A little confused about the process for solving this problem, I thought it was D because the values can range from (19 - x) to (19 + x) and (18 - x) to (18 + x) for the two distances. I thought there would some shared values for the distance and some values that would not be shared for the distances between the towns. Thank you!
Anwser is B?
I think you dismissed the part where it says “only roads”.
You’re looking at a completely new road, which doesn’t exist in the diagram
Well I think it’s B because distance can’t be -ve.
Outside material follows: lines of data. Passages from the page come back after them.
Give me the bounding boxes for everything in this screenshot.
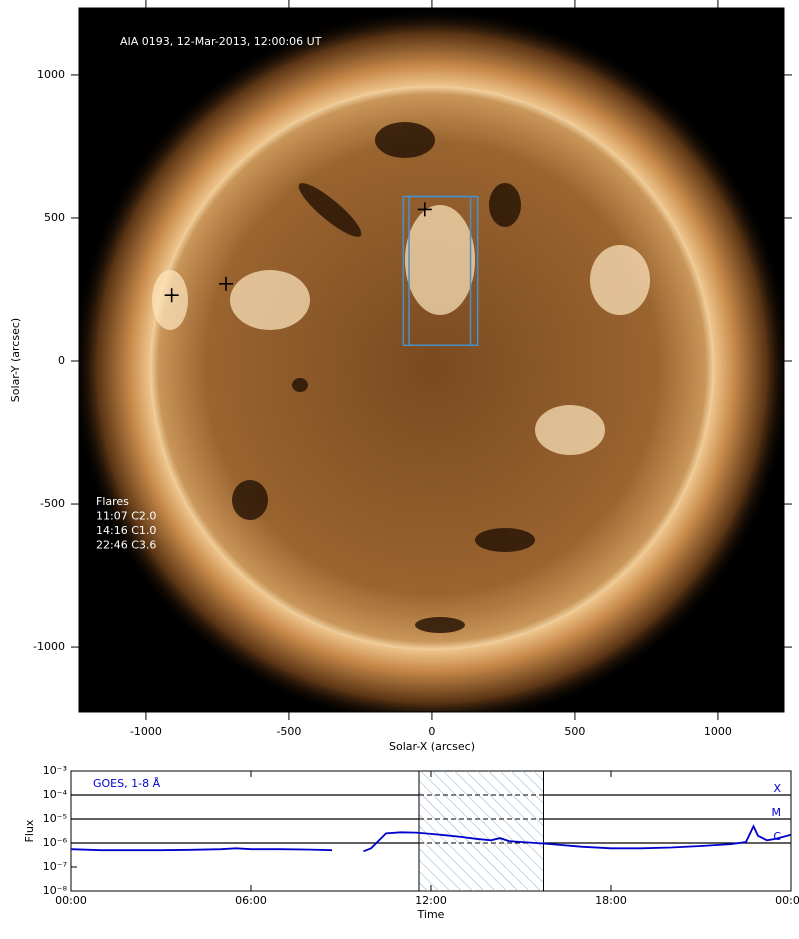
x-tick-label: 1000 (704, 725, 732, 738)
region-box (408, 195, 472, 347)
x-tick-label: -500 (276, 725, 301, 738)
time-span (419, 771, 544, 891)
y-tick-label: 10⁻⁶ (43, 836, 68, 849)
y-tick-label: 10⁻⁵ (43, 812, 67, 825)
flare-marker (417, 202, 432, 217)
y-tick-label: 10⁻⁸ (43, 884, 68, 897)
x-tick-label: 18:00 (595, 894, 627, 907)
y-axis-label: Solar-Y (arcsec) (9, 318, 22, 402)
x-tick-label: 12:00 (415, 894, 447, 907)
y-tick-label: 500 (44, 211, 65, 224)
class-label: M (772, 806, 782, 819)
y-tick-label: -1000 (33, 640, 65, 653)
solar-image (79, 8, 784, 712)
y-axis-label: Flux (23, 819, 36, 842)
annotation: 11:07 C2.0 (96, 510, 156, 523)
image-title: AIA 0193, 12-Mar-2013, 12:00:06 UT (120, 35, 322, 48)
annotation: 22:46 C3.6 (96, 539, 156, 552)
x-tick-label: -1000 (130, 725, 162, 738)
x-tick-label: 00:00 (775, 894, 799, 907)
flare-marker (164, 288, 179, 303)
y-tick-label: 10⁻⁴ (43, 788, 68, 801)
flux-line (70, 824, 792, 853)
y-tick-label: -500 (40, 497, 65, 510)
annotation: 14:16 C1.0 (96, 524, 156, 537)
y-tick-label: 10⁻⁷ (43, 860, 67, 873)
x-tick-label: 06:00 (235, 894, 267, 907)
y-tick-label: 10⁻³ (43, 764, 67, 777)
y-tick-label: 1000 (37, 68, 65, 81)
goes-title: GOES, 1-8 Å (93, 777, 161, 790)
class-label: X (773, 782, 781, 795)
annotation: Flares (96, 495, 129, 508)
y-tick-label: 0 (58, 354, 65, 367)
x-tick-label: 500 (564, 725, 585, 738)
x-axis-label: Time (417, 908, 445, 921)
class-label: C (773, 830, 781, 843)
x-axis-label: Solar-X (arcsec) (389, 740, 475, 753)
x-tick-label: 0 (428, 725, 435, 738)
flare-marker (219, 276, 234, 291)
x-tick-label: 00:00 (55, 894, 87, 907)
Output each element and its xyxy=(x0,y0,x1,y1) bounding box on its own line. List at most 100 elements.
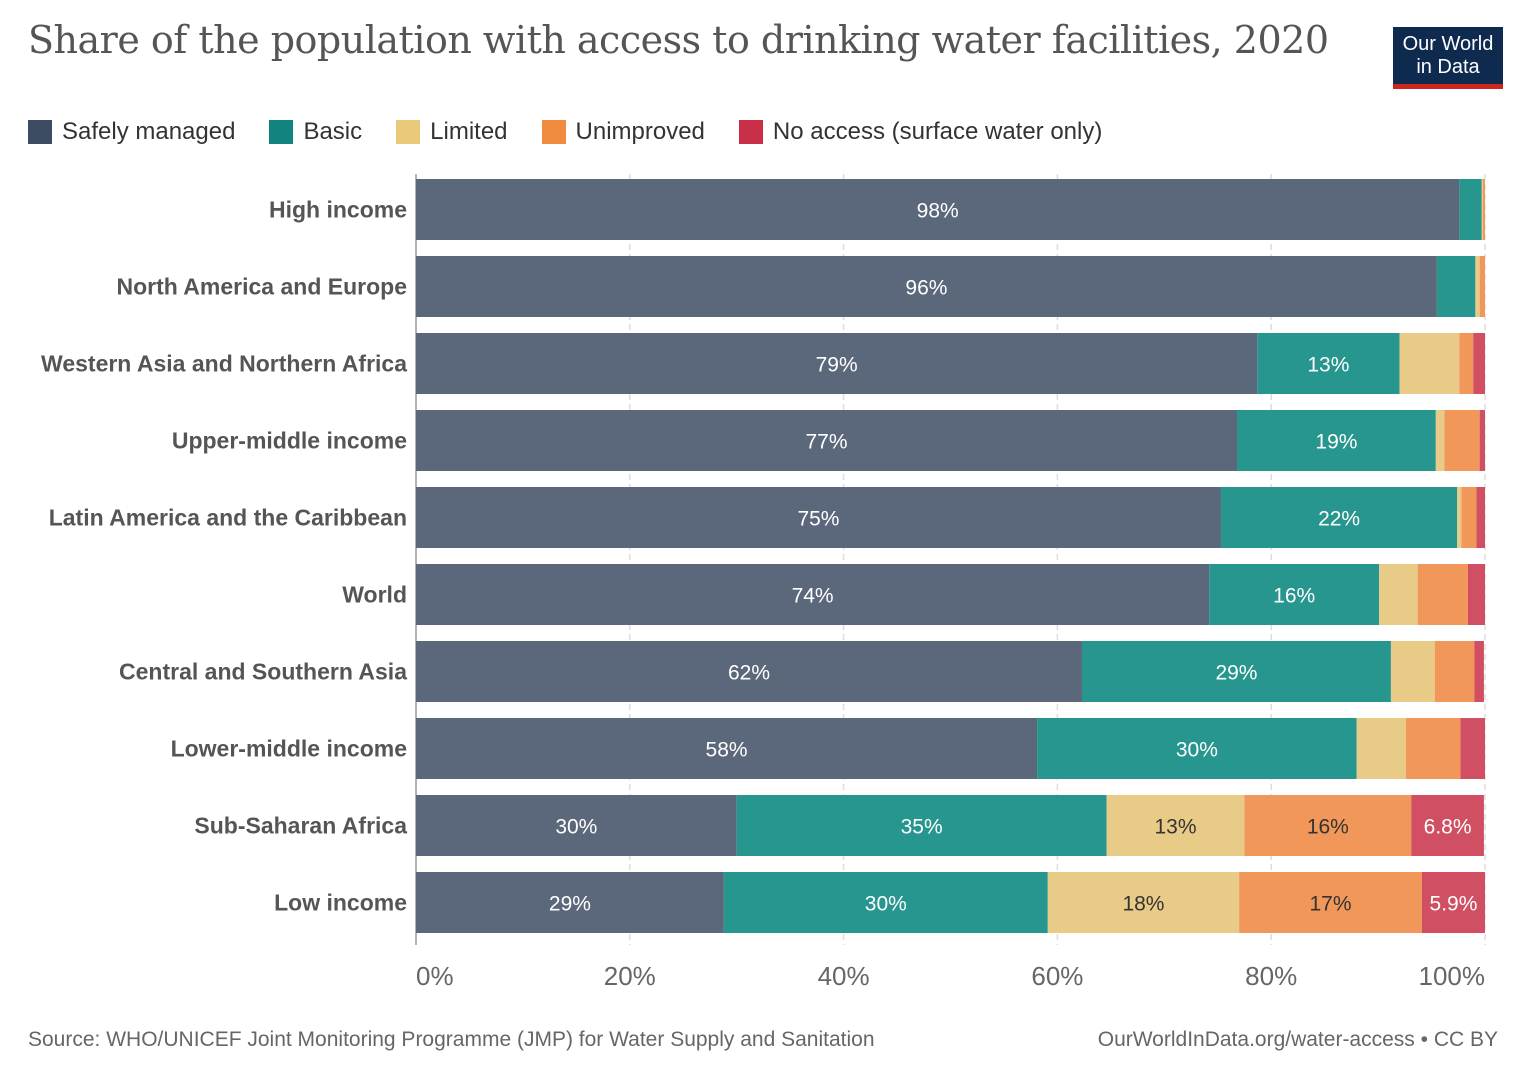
legend-label: Unimproved xyxy=(575,118,705,145)
bar-segment xyxy=(1482,179,1485,240)
data-label: 96% xyxy=(905,277,947,300)
source-note: Source: WHO/UNICEF Joint Monitoring Prog… xyxy=(28,1028,875,1051)
data-label: 22% xyxy=(1318,508,1360,531)
category-label: World xyxy=(342,582,407,608)
bar-segment xyxy=(1459,179,1482,240)
data-label: 35% xyxy=(901,816,943,839)
bar-segment xyxy=(1081,641,1391,702)
chart-title: Share of the population with access to d… xyxy=(28,18,1329,62)
data-label: 18% xyxy=(1122,893,1164,916)
logo-line1: Our World xyxy=(1402,33,1494,55)
bar-segment xyxy=(1209,564,1380,625)
bar-segment xyxy=(416,641,1082,702)
category-label: North America and Europe xyxy=(116,274,407,300)
data-label: 5.9% xyxy=(1430,893,1478,916)
bar-segment xyxy=(1459,333,1474,394)
data-label: 17% xyxy=(1310,893,1352,916)
bar-segment xyxy=(1037,718,1357,779)
bar-segment xyxy=(1417,564,1468,625)
bar-segment xyxy=(1421,872,1485,933)
bar-segment xyxy=(1444,410,1480,471)
legend-label: Basic xyxy=(303,118,363,145)
footer-url[interactable]: OurWorldInData.org/water-access • CC BY xyxy=(1097,1028,1498,1051)
bar-segment xyxy=(1047,872,1240,933)
bar-segment xyxy=(1475,256,1480,317)
legend: Safely managed Basic Limited Unimproved No a… xyxy=(28,118,1136,146)
bar-segment xyxy=(1257,333,1400,394)
data-label: 30% xyxy=(1176,739,1218,762)
bar-segment xyxy=(1461,487,1477,548)
x-tick-label: 60% xyxy=(1031,961,1083,991)
bar-segment xyxy=(416,872,724,933)
x-tick-label: 20% xyxy=(604,961,656,991)
bar-segment xyxy=(723,872,1048,933)
bar-segment xyxy=(1239,872,1422,933)
data-label: 6.8% xyxy=(1424,816,1472,839)
bar-segment xyxy=(416,333,1258,394)
bar-segment xyxy=(1473,333,1485,394)
legend-item[interactable]: Limited xyxy=(396,118,508,146)
category-label: Central and Southern Asia xyxy=(119,659,407,685)
category-label: Sub-Saharan Africa xyxy=(194,813,407,839)
data-label: 13% xyxy=(1307,354,1349,377)
bar-segment xyxy=(1474,641,1484,702)
data-label: 16% xyxy=(1307,816,1349,839)
data-label: 29% xyxy=(549,893,591,916)
bar-segment xyxy=(1379,564,1418,625)
category-label: Upper-middle income xyxy=(172,428,407,454)
bar-segment xyxy=(1405,718,1461,779)
bar-segment xyxy=(416,718,1038,779)
data-label: 75% xyxy=(797,508,839,531)
bar-segment xyxy=(1479,410,1485,471)
bar-segment xyxy=(1411,795,1484,856)
category-label: High income xyxy=(269,197,407,223)
bar-segment xyxy=(416,795,737,856)
data-label: 74% xyxy=(792,585,834,608)
legend-swatch xyxy=(396,120,421,144)
legend-swatch xyxy=(541,120,566,144)
bar-segment xyxy=(1220,487,1458,548)
bar-segment xyxy=(416,487,1221,548)
bar-segment xyxy=(1467,564,1485,625)
x-tick-label: 80% xyxy=(1245,961,1297,991)
data-label: 16% xyxy=(1273,585,1315,608)
bar-segment xyxy=(1106,795,1245,856)
legend-item[interactable]: Unimproved xyxy=(541,118,705,146)
x-tick-label: 40% xyxy=(818,961,870,991)
bar-segment xyxy=(1390,641,1435,702)
data-label: 77% xyxy=(805,431,847,454)
bar-segment xyxy=(416,410,1237,471)
bar-segment xyxy=(1435,410,1445,471)
bar-segment xyxy=(1434,641,1475,702)
data-label: 58% xyxy=(706,739,748,762)
data-label: 98% xyxy=(917,200,959,223)
legend-label: Limited xyxy=(430,118,508,145)
data-label: 29% xyxy=(1215,662,1257,685)
category-label: Low income xyxy=(274,890,407,916)
category-label: Lower-middle income xyxy=(171,736,407,762)
bar-segment xyxy=(1481,179,1483,240)
x-tick-label: 0% xyxy=(416,961,454,991)
data-label: 30% xyxy=(865,893,907,916)
owid-logo[interactable]: Our World in Data xyxy=(1393,27,1503,89)
legend-item[interactable]: Safely managed xyxy=(28,118,235,146)
bar-segment xyxy=(1244,795,1412,856)
x-tick-label: 100% xyxy=(1419,961,1486,991)
bar-segment xyxy=(1460,718,1485,779)
data-label: 30% xyxy=(555,816,597,839)
bar-segment xyxy=(416,564,1210,625)
bar-segment xyxy=(1356,718,1406,779)
bar-segment xyxy=(416,256,1437,317)
category-label: Latin America and the Caribbean xyxy=(49,505,407,531)
legend-item[interactable]: No access (surface water only) xyxy=(738,118,1103,146)
bar-segment xyxy=(1236,410,1436,471)
legend-label: No access (surface water only) xyxy=(772,118,1103,145)
bar-segment xyxy=(1479,256,1485,317)
data-label: 79% xyxy=(816,354,858,377)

Even if for some reason x were allowed to be negative, the answer would still not be D.
We are comparing 18 + x and 19 + x; it should be evident that 19 + x is always greater for all real values of x.
What is x ?
x is distance from coaltown to seburg.
although distance can never be -ve, as you said let’s say x is -ve integer.
Let x = -3
Now put the value of x inside the equation
19+x
19+(-3)
19-3
So this is clearly wrong.
So we can’t assume x -ve in any scenario because distance is either 0 or greater than 0.
Your whole premise is that the answer is B because x can’t be negative. However, even in the off chance that x were allowed to be negative, the comparison between 19 + x and 18 + x still yields B as the answer.
The main reason B is correct is that 19 + x > 18 + x under the stipulation that x > 0 for the situation to make physical sense. Nevertheless, even if we disregard the “physical sense” part, 19 + x > 18 + x holds for any real x.
Thus, I would argue that while “distance can’t be negative” is a true statement, it doesn’t really assert why the correct answer is what it is.